The Oklahoma state Supreme Court ruled Thursday a sales tax on motor vehicles is constitutional.
Lawmakers included the 1.25 percent motor vehicle sales tax as part of the 2018 fiscal year state budget. It is expected to raise more than $100 million for the state in the first year, and took effect July 1.
Motor vehicles in Oklahoma are traditionally exempt from sales tax, but during the last legislative session, lawmakers voted in favor of a bill to remove that exemption.
In the Supreme Court majority opinion, Justice Patrick Wyrick wrote the tax does not violate the Oklahoma Constitution because it is not a revenue bill, and therefore not subject to the constitutional requirements for revenue-raising measures.

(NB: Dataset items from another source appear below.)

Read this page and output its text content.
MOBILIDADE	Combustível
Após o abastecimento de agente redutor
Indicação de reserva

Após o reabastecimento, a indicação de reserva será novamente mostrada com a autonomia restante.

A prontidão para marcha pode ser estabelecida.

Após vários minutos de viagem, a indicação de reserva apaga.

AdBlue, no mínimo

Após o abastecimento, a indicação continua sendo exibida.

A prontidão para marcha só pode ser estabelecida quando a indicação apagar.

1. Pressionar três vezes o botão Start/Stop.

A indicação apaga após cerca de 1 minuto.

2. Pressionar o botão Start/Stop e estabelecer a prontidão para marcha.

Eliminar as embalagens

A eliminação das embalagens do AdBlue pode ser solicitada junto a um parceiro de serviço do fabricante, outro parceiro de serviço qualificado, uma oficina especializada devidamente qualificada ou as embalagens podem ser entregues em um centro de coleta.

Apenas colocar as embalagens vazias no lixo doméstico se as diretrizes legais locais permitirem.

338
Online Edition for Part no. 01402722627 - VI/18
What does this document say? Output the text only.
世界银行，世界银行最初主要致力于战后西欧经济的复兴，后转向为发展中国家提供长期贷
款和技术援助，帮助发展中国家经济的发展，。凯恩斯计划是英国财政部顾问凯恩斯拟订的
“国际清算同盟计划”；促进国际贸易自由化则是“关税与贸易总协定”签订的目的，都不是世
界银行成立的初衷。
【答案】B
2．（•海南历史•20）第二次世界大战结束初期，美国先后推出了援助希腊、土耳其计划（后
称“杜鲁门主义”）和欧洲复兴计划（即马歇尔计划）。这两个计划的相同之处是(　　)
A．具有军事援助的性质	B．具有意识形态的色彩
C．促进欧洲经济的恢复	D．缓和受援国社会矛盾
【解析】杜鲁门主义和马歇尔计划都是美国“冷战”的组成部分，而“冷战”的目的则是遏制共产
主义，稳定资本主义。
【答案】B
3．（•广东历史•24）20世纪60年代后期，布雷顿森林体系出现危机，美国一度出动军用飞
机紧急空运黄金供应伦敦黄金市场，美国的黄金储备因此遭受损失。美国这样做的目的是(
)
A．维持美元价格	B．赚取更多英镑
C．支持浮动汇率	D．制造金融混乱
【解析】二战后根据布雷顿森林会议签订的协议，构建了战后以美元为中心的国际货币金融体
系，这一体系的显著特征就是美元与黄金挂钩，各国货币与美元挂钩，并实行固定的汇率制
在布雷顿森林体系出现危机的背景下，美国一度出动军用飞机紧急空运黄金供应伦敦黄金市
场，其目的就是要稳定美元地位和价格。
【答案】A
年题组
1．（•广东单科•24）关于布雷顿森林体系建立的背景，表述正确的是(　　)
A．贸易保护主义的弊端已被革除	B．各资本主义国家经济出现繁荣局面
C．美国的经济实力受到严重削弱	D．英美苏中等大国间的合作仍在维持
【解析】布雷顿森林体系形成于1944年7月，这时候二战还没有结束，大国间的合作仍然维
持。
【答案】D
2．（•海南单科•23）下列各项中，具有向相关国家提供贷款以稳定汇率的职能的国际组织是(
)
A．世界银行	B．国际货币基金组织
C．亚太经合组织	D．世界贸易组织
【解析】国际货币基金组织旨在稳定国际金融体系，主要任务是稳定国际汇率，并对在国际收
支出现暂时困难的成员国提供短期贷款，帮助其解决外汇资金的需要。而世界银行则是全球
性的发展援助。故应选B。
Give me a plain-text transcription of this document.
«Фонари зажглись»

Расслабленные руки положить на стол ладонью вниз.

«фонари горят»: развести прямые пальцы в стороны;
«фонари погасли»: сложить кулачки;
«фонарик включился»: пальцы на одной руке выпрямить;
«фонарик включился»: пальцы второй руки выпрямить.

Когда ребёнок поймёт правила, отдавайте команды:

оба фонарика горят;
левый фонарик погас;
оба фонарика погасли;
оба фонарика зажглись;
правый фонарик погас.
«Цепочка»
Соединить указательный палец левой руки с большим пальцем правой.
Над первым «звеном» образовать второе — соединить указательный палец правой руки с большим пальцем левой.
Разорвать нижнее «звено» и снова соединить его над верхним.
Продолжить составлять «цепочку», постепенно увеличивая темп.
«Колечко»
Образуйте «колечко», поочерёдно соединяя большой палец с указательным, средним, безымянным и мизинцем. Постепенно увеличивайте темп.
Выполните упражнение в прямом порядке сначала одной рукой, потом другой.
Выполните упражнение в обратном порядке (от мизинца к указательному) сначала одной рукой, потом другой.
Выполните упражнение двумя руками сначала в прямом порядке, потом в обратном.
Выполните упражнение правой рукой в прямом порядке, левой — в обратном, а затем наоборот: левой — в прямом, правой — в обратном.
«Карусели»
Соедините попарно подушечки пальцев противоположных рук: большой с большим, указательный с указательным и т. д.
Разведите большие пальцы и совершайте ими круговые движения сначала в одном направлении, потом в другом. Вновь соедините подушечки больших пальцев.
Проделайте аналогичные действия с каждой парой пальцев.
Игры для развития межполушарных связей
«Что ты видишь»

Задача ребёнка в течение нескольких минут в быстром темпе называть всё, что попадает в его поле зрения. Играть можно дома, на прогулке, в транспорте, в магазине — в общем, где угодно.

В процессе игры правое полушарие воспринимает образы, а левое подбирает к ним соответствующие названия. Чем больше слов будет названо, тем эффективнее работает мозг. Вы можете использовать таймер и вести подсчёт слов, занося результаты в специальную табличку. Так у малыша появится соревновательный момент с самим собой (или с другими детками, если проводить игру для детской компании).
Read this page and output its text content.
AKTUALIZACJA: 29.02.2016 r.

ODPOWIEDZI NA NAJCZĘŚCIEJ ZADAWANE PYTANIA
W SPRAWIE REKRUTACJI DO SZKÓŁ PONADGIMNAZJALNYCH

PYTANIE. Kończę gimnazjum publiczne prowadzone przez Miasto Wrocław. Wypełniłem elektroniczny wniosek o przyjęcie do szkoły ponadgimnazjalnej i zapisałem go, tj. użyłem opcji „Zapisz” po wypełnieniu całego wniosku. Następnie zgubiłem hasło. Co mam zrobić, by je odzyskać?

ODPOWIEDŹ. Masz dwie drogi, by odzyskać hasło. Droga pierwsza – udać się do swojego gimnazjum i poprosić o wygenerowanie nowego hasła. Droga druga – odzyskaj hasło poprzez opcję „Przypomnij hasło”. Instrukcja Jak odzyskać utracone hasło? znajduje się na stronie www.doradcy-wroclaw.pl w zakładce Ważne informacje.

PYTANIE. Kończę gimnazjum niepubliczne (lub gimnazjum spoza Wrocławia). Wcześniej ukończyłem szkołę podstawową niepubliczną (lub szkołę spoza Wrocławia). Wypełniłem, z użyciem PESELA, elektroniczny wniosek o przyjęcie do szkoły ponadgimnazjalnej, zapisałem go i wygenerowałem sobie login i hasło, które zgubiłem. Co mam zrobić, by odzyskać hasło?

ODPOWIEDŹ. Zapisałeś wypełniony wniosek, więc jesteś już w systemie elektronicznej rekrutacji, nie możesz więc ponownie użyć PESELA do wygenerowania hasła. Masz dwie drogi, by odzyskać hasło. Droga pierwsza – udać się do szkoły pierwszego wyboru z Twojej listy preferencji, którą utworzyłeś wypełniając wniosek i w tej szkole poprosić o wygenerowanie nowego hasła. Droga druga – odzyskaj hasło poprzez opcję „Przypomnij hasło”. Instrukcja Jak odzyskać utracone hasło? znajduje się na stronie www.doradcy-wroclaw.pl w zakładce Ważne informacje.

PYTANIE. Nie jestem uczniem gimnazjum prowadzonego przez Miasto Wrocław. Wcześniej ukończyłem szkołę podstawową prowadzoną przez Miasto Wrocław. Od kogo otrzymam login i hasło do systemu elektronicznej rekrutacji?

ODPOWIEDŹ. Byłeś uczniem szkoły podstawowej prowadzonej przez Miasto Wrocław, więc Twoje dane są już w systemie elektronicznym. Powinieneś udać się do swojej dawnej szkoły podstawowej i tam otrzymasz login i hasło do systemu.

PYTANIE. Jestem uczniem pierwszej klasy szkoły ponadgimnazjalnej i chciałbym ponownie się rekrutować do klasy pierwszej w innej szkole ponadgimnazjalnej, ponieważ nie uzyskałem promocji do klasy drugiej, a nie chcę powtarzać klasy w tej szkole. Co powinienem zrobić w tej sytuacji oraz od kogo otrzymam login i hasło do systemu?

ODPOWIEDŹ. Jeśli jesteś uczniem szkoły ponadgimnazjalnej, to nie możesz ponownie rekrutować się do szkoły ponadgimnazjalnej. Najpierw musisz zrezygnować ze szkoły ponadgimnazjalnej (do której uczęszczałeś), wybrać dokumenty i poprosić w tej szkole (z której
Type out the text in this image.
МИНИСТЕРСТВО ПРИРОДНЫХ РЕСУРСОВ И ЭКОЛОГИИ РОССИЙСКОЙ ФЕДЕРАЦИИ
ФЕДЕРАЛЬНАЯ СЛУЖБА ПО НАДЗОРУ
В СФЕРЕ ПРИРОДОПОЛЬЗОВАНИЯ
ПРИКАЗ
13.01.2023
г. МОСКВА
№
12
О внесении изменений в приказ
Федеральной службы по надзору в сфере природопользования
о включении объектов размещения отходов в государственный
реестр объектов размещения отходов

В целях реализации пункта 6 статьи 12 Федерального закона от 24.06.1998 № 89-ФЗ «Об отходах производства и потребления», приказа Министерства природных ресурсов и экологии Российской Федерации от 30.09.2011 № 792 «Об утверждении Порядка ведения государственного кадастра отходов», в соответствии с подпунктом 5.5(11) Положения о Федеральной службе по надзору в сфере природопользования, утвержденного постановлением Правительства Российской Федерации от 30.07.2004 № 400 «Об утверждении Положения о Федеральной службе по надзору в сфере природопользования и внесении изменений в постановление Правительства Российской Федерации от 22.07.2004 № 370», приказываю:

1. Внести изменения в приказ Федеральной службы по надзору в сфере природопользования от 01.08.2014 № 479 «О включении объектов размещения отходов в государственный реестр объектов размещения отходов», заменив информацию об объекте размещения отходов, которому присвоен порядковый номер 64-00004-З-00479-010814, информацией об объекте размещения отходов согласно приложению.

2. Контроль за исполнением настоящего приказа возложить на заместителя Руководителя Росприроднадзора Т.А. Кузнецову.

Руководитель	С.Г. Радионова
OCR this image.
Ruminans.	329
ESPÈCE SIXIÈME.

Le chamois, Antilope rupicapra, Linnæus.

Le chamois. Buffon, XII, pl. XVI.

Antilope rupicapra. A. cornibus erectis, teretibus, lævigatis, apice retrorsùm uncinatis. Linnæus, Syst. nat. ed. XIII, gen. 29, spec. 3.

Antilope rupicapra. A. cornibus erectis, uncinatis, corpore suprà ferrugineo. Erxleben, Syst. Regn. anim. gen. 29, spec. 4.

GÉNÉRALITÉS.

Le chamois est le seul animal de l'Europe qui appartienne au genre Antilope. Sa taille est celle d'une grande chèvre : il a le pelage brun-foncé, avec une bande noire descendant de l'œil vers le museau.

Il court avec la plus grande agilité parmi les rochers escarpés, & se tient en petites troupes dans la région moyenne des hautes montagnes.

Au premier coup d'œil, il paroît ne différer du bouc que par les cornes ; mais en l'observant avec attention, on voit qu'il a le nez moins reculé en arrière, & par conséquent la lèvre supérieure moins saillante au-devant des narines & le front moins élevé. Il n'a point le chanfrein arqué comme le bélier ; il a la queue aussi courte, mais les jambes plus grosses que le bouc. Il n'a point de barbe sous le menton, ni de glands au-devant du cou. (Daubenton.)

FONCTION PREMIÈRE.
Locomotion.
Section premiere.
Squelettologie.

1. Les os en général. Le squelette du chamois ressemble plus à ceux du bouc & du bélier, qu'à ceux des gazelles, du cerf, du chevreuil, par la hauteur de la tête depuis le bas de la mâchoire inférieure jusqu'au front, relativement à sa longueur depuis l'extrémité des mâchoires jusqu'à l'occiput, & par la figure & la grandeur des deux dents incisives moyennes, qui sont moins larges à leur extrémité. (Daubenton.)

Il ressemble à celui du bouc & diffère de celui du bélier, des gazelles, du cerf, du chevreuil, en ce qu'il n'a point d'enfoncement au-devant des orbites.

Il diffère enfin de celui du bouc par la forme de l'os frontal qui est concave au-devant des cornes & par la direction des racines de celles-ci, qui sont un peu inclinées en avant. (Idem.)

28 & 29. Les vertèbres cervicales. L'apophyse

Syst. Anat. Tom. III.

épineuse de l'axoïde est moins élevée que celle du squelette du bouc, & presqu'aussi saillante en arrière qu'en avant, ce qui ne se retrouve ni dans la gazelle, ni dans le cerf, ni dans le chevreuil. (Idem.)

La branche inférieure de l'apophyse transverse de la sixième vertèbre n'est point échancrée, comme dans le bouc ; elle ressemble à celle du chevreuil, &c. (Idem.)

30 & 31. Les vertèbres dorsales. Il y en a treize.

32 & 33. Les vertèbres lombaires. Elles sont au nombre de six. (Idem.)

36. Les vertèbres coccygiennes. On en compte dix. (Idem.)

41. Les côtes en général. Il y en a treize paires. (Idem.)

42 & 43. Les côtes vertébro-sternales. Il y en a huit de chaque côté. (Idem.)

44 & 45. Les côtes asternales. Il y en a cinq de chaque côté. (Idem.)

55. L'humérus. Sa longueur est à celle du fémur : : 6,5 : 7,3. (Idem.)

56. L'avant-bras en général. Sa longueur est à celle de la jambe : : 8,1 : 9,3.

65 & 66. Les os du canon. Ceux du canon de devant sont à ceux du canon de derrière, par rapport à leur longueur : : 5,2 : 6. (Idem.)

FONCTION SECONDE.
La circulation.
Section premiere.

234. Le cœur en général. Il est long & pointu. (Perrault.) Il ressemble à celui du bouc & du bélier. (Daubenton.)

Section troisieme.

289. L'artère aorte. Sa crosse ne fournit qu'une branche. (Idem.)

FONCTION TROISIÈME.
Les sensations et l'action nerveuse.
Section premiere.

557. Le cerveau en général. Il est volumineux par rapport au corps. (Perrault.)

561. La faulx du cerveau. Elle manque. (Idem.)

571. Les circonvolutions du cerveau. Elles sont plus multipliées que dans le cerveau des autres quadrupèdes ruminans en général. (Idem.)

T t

“We [the Court] have never before in our history held that a measure revoking a tax exemption is a ‘revenue bill’...and to hold otherwise would require us to break new ground and overrule well-established precedents,” Wyrick wrote.
The Oklahoma Automobile Dealers Association and others sued the state in June, arguing lawmakers passed the bill without following the constitutional requirements for passing tax increases. The plaintiffs alleged legislators should not have passed the tax during the final five days of the legislative session, and argued the tax required a three-quarters majority vote to pass rather than a simple majority.
In a statement, Gov. Mary Fallin said she is “pleased” with the ruling, but said lawmakers will likely still need to hold a special session. Oklahoma’s budget is short $215 million following an early August Supreme Court decision striking down a proposed $1.50-per-pack cigarette fee.